Friday, December 24, 2010

Day 358 - Christmas Eve Nightmare

I have a recurring nightmare. Actually I have several, but there's one that's appropriate. I'll cover that one this time....

In the nightmare, it's late on Christmas Eve and suddenly I realize that I haven't bought any presents for my loved ones. I'm driving around like mad trying to find a store that's open. Finally, I find myself scurrying around a convenience store, desperately buying pathetic Christmas gifts.

I know, horrible, right?

Well, I was thisclose to having that nightmare turn to reality tonight.
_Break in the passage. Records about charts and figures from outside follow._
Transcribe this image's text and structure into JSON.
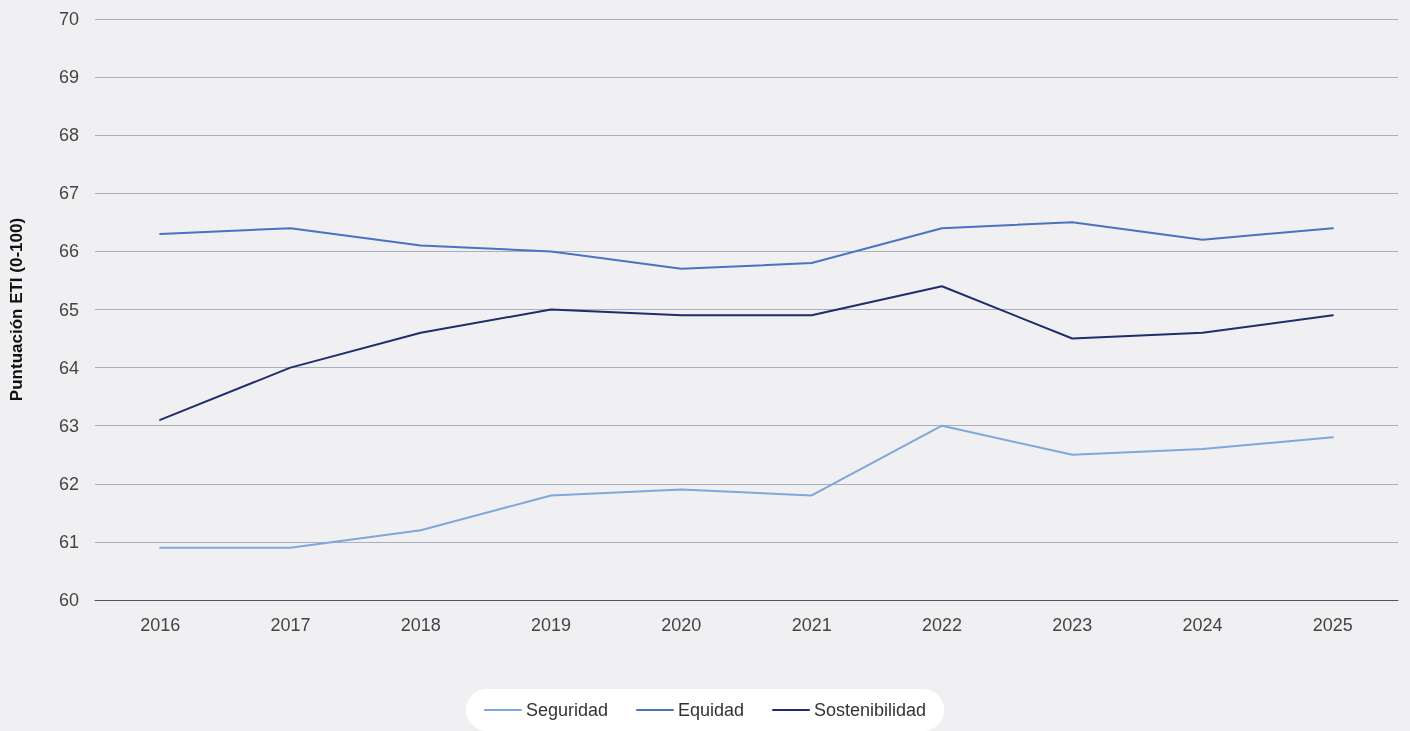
{
  "chart_data": {
    "type": "line",
    "ylabel": "Puntuación ETI (0-100)",
    "categories": [
      "2016",
      "2017",
      "2018",
      "2019",
      "2020",
      "2021",
      "2022",
      "2023",
      "2024",
      "2025"
    ],
    "series": [
      {
        "name": "Seguridad",
        "color": "#7fa7dc",
        "values": [
          60.9,
          60.9,
          61.2,
          61.8,
          61.9,
          61.8,
          63.0,
          62.5,
          62.6,
          62.8
        ]
      },
      {
        "name": "Equidad",
        "color": "#4a72c0",
        "values": [
          66.3,
          66.4,
          66.1,
          66.0,
          65.7,
          65.8,
          66.4,
          66.5,
          66.2,
          66.4
        ]
      },
      {
        "name": "Sostenibilidad",
        "color": "#1f2d6b",
        "values": [
          63.1,
          64.0,
          64.6,
          65.0,
          64.9,
          64.9,
          65.4,
          64.5,
          64.6,
          64.9
        ]
      }
    ],
    "ylim": [
      60,
      70
    ],
    "yticks": [
      60,
      61,
      62,
      63,
      64,
      65,
      66,
      67,
      68,
      69,
      70
    ],
    "grid": "y",
    "legend": "bottom",
    "marker": "none",
    "line_style": "solid"
  }
}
I've been asking my kids for 2 weeks, daily for the last week, to come up with ideas for gifts for their mom.

Day after day, we'd venture out for groceries, or other sundry errands, and I'd implore them "Please, let's look around for something for your mom... please!"

From the youngest, I got "Let me think about it." From the middle one, I got "I've tried! I can't think of anything!" And from the oldest, "I'm sleeping!!!"
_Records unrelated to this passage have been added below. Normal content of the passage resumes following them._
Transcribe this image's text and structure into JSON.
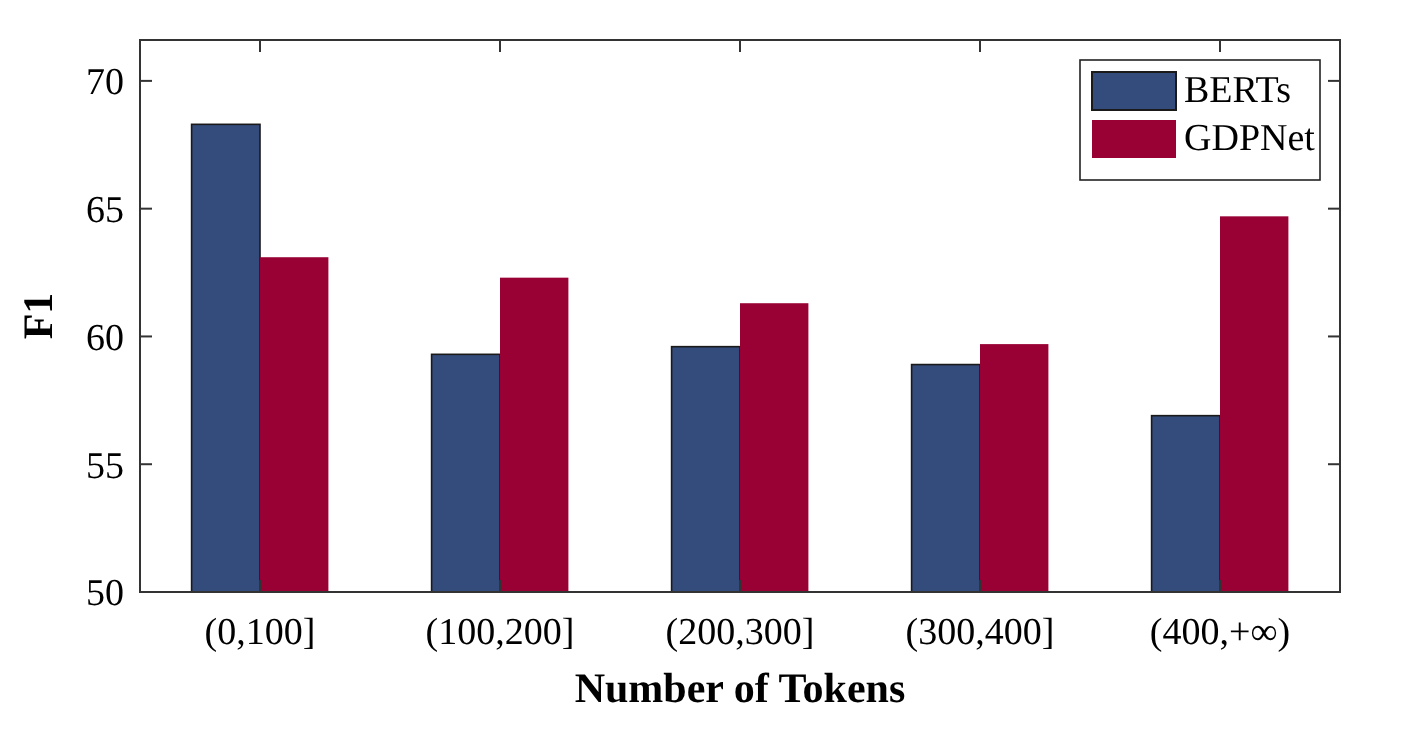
{
  "chart_data": {
    "type": "bar",
    "xlabel": "Number of Tokens",
    "ylabel": "F1",
    "categories": [
      "(0,100]",
      "(100,200]",
      "(200,300]",
      "(300,400]",
      "(400,+∞)"
    ],
    "series": [
      {
        "name": "BERTs",
        "color": "#344c7c",
        "values": [
          68.3,
          59.3,
          59.6,
          58.9,
          56.9
        ]
      },
      {
        "name": "GDPNet",
        "color": "#990033",
        "values": [
          63.1,
          62.3,
          61.3,
          59.7,
          64.7
        ]
      }
    ],
    "ylim": [
      50,
      71.6
    ],
    "yticks": [
      50,
      55,
      60,
      65,
      70
    ],
    "grid": false,
    "legend": "top right"
  }
}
And then, this evening, Christmas Eve, at 4:36pm during a GF family gathering, the middle one says, via text from the other room, "We need 2 get mom a gift still."

H. F. S.

WHAM!!! Suddenly, I see myself trying to convince the kids that a pine tree air freshener, a 2-liter of Mr. Pibb, and a King Size Snickers are dandy gifts.
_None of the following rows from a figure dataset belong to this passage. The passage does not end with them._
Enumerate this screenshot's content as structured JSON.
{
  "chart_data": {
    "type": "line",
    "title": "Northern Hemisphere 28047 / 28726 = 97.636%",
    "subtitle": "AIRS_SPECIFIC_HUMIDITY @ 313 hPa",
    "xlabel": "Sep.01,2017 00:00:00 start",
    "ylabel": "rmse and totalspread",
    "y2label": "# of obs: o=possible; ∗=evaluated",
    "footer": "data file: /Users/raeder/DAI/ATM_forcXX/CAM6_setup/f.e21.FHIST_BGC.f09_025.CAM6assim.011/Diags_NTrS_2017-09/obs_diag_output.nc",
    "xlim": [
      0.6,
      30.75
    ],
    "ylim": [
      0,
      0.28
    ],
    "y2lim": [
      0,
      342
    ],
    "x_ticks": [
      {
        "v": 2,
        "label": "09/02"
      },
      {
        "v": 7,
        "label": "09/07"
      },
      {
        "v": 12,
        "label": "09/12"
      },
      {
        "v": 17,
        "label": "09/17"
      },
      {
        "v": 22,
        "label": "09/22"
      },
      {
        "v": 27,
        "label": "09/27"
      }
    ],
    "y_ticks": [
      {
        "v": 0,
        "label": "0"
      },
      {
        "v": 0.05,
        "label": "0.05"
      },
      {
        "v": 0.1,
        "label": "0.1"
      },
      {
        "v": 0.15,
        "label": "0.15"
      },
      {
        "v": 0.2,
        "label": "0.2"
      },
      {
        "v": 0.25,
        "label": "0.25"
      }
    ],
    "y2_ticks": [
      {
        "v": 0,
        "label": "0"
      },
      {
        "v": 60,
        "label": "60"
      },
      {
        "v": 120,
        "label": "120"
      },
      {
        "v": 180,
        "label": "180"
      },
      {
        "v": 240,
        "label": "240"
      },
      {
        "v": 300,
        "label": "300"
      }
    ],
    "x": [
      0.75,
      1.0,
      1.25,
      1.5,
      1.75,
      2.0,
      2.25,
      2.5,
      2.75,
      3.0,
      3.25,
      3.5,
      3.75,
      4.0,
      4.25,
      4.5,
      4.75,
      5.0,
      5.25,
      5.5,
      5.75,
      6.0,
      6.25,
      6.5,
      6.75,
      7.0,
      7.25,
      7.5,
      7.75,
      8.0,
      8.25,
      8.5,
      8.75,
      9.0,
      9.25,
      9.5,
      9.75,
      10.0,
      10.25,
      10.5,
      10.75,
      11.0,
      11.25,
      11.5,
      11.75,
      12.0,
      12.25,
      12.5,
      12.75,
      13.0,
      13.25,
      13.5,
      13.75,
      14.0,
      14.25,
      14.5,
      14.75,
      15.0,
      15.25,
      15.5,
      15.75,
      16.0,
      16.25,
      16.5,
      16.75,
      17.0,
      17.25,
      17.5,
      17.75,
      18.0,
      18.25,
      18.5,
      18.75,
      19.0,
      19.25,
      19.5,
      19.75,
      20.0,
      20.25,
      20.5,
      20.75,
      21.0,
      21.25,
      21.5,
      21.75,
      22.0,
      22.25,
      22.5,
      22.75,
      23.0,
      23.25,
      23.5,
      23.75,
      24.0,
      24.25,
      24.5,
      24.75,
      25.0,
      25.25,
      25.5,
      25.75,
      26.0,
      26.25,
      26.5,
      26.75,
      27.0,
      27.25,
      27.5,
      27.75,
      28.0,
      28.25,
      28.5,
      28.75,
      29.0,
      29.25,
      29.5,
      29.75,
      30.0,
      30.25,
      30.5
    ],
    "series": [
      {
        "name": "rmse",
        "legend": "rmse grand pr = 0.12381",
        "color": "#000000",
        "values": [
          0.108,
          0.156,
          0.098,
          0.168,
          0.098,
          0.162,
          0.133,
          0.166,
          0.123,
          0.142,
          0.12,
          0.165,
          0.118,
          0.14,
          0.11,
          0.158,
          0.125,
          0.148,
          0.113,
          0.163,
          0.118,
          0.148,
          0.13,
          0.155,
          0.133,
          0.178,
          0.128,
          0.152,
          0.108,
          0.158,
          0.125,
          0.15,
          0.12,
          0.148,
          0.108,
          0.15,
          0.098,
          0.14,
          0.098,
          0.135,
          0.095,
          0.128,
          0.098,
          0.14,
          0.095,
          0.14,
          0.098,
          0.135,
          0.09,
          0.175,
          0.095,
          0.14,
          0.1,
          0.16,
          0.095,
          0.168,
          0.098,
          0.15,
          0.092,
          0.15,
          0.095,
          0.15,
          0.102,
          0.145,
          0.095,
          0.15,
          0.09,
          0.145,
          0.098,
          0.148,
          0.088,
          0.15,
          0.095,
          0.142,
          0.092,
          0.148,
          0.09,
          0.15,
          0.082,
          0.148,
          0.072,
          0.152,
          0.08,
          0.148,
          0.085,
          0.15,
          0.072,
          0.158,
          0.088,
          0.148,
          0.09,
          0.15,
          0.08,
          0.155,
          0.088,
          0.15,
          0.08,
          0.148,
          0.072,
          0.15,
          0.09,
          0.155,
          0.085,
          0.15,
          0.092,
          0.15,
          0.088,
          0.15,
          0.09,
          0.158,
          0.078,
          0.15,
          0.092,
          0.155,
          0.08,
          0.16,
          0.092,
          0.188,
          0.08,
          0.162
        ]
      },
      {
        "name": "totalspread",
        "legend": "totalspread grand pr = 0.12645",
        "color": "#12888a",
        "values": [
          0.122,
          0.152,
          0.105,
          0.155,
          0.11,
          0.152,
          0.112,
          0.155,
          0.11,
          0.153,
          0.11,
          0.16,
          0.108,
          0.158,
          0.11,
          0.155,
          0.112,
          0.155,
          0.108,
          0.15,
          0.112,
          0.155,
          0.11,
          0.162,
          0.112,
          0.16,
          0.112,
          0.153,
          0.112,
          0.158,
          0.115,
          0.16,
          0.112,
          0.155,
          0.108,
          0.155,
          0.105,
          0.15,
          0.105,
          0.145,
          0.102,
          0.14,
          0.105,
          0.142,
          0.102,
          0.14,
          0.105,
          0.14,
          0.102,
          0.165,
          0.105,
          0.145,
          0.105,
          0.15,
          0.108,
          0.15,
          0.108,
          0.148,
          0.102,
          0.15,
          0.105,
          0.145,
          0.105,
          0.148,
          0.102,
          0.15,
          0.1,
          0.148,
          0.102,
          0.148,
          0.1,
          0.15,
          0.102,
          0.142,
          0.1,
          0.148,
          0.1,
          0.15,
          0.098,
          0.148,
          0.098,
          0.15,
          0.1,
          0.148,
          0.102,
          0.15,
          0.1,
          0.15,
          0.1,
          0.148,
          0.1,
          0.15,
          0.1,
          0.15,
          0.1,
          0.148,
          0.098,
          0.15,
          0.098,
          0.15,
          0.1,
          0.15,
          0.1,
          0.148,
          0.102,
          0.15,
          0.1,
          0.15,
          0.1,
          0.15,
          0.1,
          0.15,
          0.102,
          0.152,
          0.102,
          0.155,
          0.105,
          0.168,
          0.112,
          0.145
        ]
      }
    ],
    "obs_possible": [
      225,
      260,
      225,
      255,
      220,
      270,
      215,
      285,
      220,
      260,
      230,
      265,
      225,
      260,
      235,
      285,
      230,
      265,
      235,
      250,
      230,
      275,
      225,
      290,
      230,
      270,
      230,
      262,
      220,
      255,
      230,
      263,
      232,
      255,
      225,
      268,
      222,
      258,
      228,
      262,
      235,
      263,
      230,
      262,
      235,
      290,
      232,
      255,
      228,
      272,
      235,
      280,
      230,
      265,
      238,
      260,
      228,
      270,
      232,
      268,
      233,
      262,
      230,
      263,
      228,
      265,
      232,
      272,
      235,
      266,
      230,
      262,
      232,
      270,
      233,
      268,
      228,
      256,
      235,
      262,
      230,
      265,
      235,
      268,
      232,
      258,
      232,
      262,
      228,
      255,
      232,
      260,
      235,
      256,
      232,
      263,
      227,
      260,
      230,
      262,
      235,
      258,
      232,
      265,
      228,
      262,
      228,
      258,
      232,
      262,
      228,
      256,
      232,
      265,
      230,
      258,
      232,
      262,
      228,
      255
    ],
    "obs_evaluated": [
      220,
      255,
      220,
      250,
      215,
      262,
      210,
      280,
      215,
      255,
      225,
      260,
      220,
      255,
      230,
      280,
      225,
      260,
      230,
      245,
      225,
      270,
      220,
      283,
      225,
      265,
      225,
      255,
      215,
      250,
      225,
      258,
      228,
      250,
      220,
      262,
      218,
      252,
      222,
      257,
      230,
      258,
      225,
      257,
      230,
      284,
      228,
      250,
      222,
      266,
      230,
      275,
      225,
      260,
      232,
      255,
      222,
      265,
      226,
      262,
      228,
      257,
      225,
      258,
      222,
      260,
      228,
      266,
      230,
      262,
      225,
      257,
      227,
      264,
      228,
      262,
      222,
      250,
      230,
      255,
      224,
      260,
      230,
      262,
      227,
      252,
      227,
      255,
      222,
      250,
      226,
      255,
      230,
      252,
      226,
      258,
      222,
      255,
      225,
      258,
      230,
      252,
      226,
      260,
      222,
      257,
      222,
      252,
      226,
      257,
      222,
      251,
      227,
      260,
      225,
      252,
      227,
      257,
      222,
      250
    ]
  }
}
As politely as one can exit a huge family gathering 10 minutes after presents have been opened, we made haste. We made a big ol' pile of haste.

Being the father of a 16-yr old daughter has its challenges. But at this moment, it was a life saver. "Dad, see what time Vera Bradley closes."

WHOOSH!!! My iPhone was out, Google maps was queried, the number was dialed... 6:00pm! Hazzah!

Surgical strike... we moved into Very Bradley in the standard Delta formation. The daughter surveyed the landscape and selected goods. The boys weighed in. Matching wallet procured. 25% off... sweet. And we're clear... no casualties.

One hit, one kill. Sniper Shopping at its best. Nightmare averted, at least for another year.

But if some day you receive a Cherry Coke Slushee from me for Christmas, go easy on me.

Good running,
Doug

P.S. Oh, and I came home to find that I'd been visited by the Beer Fairy, who left me a 4-pack of Tyranena's Hop Whore Imperial India Pale Ale. If that doesn't say Merry Christmas, then I don't know what does.